The project centres around a design that considers needs from students, faculty, staff and members of the greater community that represent all ages—through clear and accessible circulation paths, inclusive washrooms and change rooms, and spaces that incorporate natural materials.
Acting on UBC’s commitment to Indigenous reconciliation, the project aims to acknowledge the host nation’s past and current presence and serves as a catalyst and model for future Musqueam engagement on campus.
The design intends to express commonalities between Musqueam values, culture, and learning and the UBC Gateway environmental and wellness goals.
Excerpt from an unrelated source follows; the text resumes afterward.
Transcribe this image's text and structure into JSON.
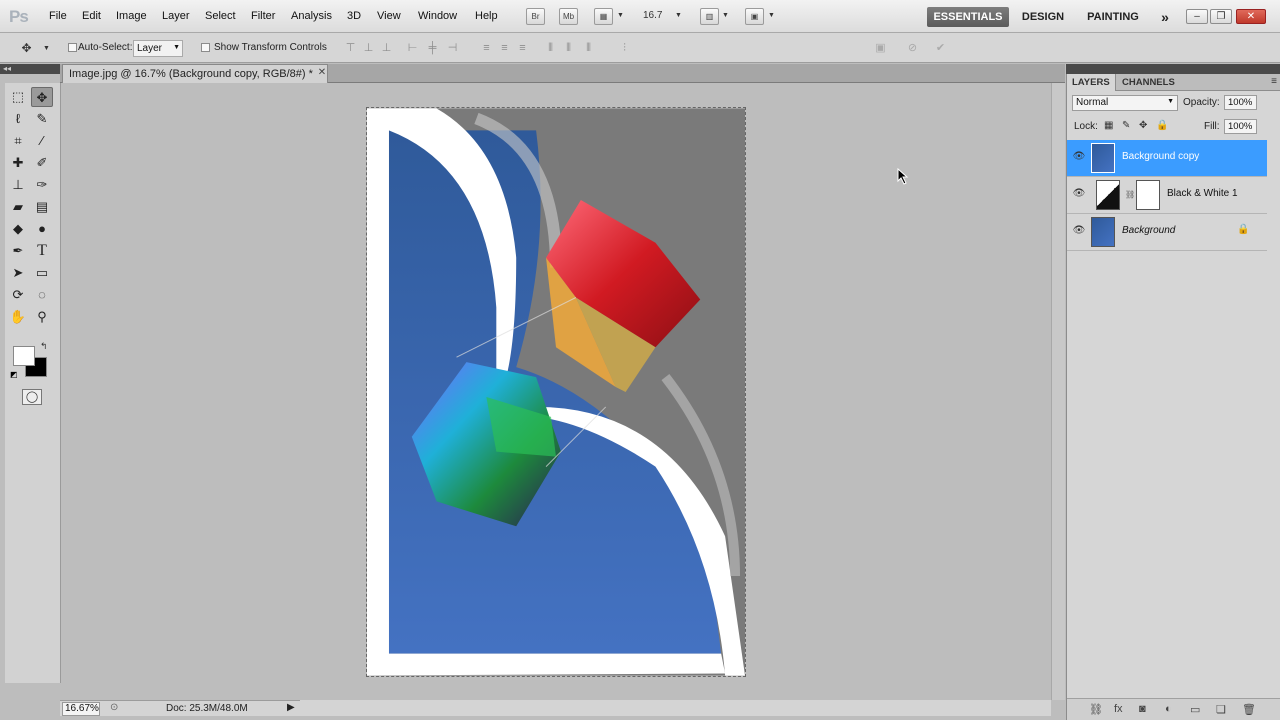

The building will offer a generous, naturally-lit, welcoming environment for human comfort, and take inspiration from traditional Musqueam building materials and design. The building will be set in a landscape that considers the site-specific ecology, and the role of the land beneath the pavement and its plant life in supporting human wellness and learning.

A central daylight-filled six-storey atrium with large interconnecting stairs reaching from the basement to the upper floors encourages physical activity. Conceived as an extension of the public realm and the social heart of the building community, the atrium’s open layout and visible central spaces will help to foster interdisciplinary collaboration, and extensive windows on the ground floor will provide an immediate connection to the landscaped outdoor environment. In addition, the project will use nontoxic materials and finishes.
The Gateway building supports UBC’s sustainability goals and commitments and aims to be the university’s first building to meet the Canada Green Building Council’s (CaGBC) Zero Carbon Building Standard, which includes passive design strategies such as a high-performance envelope, high efficiency mechanical systems, and reduced embodied carbon. It is also targeting a minimum of LEED v4 Gold certification.
As a way to lower the embodied carbon of the project, the design team has proposed using exposed mass timber for the building’s structure.